A HIERARQUIZAÇÃO E ROMANIZAÇÃO DA IGREJA.
Por Joelson Gomes
A Igreja foi um plano de Deus desde antes da fundação do mundo e
revelada na história pela pregação do evangelho de Jesus Cristo, tendo sua expressão terrestre sido formada
em Jerusalém no Dia de Pentecoste. É daquela igreja formada em Jerusalém
que descendem todas as outras igrejas cristãs do mundo, ela é a primeira, a original.
Mas e os que
dizem que a ICAR (Igreja Católica
Apostólica Romana) foi a primeira Igreja têm razão? Certa vez alguém
escreveu: “É verdade que a Roma papal não
se fez em um dia”.[1]
Realmente, a Igreja Cristã não começou em Roma, nem tendo um o Papa por chefe.
Mas, como surgiu a Igreja Romana? Vamos descobrir agora.
3.a- A Hierarquização da Igreja.
Vamos começar
definindo a palavra Católico: em primeiro lugar esta palavra não significa uma
igreja, mas significa: todo, geral.
Ela não é usada em nenhuma parte do Novo Testamento, e foi aplicada a igreja
cristã pela primeira vez pelo bispo de Antioquia Inácio, em uma carta para a Igreja de Esmirna. Ele queria, ao usar
esta palavra, se referir à igreja toda, inteira, completa.[2]
A idéia de uma
igreja universal centrada em um bispo não foi determinada por Deus, nem aparece
no Novo Testamento.
Uma
investigação cuidadosa das fontes do Novo Testamento nos últimos 100 anos nos
mostrou que esta constituição de igreja centrada no bispo, não é absolutamente
determinada por Deus ou dada por Cristo, mas é o resultado de um longo e
problemático desenvolvimento histórico. É obra humana, e, portanto, poder ser
mudada.[3]
Nas primeiras
igrejas cristas não havia um episcopado monárquico, mas sim era o sistema congregacional que imperava.
No inicio, as
igrejas demonstravam grande variedade de organização e práticas. Com o passar
dos anos, paulatinamente, elas começaram a exigir um padrão mais rígido. A
partir do momento histórico em que a Igreja foi legalizada pelo império Romano,
ela passou a se adaptar à imagem do mundo secular.[4]

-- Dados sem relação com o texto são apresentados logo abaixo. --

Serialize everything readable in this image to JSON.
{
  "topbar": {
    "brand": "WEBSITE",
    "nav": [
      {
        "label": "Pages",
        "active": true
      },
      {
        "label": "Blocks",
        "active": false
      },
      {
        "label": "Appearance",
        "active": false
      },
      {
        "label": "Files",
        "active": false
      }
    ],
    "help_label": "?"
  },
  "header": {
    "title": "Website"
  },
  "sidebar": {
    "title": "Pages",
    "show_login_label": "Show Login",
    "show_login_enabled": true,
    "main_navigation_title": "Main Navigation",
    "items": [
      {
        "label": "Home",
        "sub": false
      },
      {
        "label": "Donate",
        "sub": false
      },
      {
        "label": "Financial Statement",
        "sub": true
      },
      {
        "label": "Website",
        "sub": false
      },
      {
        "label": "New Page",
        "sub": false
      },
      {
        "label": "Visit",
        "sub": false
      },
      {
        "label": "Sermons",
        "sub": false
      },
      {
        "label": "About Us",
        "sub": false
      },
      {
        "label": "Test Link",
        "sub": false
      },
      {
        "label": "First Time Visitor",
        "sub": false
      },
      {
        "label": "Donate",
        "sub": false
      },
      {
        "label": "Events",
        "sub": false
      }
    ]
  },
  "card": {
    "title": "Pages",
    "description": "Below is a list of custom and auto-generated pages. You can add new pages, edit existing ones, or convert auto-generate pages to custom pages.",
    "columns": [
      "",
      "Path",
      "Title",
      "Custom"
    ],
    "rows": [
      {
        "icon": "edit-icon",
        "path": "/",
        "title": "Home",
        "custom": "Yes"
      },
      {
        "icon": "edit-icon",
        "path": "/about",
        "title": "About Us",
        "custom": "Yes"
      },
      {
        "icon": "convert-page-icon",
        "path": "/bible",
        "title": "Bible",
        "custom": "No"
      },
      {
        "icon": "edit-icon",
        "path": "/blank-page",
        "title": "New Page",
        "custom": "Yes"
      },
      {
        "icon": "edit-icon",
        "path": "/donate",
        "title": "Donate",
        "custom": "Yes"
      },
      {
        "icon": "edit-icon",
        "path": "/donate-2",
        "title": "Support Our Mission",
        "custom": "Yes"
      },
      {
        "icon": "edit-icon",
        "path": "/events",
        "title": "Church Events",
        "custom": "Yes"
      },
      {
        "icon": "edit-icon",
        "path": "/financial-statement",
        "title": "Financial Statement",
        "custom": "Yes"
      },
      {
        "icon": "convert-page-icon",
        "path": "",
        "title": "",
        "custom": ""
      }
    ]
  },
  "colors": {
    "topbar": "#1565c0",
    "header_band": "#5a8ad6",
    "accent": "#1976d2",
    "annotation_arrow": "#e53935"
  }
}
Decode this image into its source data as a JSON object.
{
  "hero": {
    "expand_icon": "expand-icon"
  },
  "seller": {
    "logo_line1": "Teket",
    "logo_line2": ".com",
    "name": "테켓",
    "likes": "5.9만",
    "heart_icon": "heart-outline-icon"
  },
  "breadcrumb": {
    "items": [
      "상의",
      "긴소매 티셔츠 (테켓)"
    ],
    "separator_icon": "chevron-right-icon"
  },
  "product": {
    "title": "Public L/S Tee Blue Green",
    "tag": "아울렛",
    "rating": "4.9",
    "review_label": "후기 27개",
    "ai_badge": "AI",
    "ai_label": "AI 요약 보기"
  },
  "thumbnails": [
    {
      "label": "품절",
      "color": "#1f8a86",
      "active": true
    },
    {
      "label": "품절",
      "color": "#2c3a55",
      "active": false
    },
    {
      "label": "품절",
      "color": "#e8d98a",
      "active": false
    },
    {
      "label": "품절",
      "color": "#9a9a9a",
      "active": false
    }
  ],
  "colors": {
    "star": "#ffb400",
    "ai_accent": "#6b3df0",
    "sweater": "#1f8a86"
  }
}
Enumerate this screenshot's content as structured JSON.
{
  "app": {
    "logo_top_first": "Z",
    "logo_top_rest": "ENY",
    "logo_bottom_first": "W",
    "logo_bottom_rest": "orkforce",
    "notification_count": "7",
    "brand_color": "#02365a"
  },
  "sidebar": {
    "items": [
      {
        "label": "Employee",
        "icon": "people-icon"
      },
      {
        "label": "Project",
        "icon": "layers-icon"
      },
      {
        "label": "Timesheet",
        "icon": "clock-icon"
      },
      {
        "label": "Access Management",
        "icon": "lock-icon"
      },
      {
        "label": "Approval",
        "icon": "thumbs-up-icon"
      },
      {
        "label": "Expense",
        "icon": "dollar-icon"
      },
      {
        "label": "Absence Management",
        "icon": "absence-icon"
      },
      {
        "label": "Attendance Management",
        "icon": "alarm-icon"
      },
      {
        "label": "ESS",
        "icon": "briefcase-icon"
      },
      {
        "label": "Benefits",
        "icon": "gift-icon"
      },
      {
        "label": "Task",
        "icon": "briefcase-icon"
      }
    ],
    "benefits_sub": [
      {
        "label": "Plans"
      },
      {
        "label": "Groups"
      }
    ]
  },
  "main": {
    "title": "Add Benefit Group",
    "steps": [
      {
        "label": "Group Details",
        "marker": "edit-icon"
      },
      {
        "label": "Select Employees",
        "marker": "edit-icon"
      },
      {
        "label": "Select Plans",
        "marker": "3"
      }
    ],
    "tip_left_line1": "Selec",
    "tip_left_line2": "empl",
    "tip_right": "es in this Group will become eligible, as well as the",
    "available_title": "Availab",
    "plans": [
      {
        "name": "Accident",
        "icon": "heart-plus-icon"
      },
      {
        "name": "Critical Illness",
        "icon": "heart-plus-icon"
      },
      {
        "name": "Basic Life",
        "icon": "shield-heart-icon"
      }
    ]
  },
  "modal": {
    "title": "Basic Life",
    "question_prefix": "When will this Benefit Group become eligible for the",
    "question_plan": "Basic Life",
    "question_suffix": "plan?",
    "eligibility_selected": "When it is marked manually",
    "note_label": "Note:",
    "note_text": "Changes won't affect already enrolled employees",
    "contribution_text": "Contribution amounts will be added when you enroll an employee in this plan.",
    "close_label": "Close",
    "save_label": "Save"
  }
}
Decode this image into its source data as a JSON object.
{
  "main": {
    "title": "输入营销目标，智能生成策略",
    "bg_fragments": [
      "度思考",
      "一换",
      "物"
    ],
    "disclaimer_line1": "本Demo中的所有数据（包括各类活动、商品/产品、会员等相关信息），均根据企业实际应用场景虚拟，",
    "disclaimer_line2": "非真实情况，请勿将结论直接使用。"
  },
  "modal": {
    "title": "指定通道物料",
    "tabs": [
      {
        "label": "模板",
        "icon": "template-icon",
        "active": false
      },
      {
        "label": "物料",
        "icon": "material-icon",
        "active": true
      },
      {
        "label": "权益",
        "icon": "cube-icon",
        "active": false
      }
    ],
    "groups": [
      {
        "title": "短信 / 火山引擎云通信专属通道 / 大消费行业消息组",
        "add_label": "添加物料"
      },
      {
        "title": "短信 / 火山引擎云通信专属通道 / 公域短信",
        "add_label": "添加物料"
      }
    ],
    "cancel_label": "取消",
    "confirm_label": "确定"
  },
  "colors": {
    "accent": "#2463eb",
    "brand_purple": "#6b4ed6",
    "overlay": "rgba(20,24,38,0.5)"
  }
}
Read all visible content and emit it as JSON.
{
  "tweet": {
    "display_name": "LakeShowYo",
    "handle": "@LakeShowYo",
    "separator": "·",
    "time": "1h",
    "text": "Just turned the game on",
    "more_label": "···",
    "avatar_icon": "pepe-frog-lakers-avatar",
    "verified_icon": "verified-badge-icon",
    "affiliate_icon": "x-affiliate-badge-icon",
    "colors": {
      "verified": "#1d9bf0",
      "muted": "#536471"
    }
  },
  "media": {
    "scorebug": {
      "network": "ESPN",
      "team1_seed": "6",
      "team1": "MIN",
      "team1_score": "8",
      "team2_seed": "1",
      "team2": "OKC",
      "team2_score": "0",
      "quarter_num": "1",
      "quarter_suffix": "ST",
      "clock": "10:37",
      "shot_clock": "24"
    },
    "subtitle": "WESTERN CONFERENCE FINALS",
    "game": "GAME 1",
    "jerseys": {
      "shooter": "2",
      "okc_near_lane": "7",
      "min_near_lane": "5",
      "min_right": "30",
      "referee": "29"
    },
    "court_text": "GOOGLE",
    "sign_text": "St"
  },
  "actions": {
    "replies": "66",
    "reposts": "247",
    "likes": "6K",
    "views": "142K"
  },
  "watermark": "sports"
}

Küng é enfático ao observar:
Qualquer
leitor da Bíblia pode ver, a partir dos primeiros documentos do Novo
Testamento, aquelas cartas do apóstolo Paulo cuja autenticidade é indiscutível,
que neles não há qualquer menção a uma instituição legal da igreja (nem com
base na “autoridade apostólica” de Paulo).[5]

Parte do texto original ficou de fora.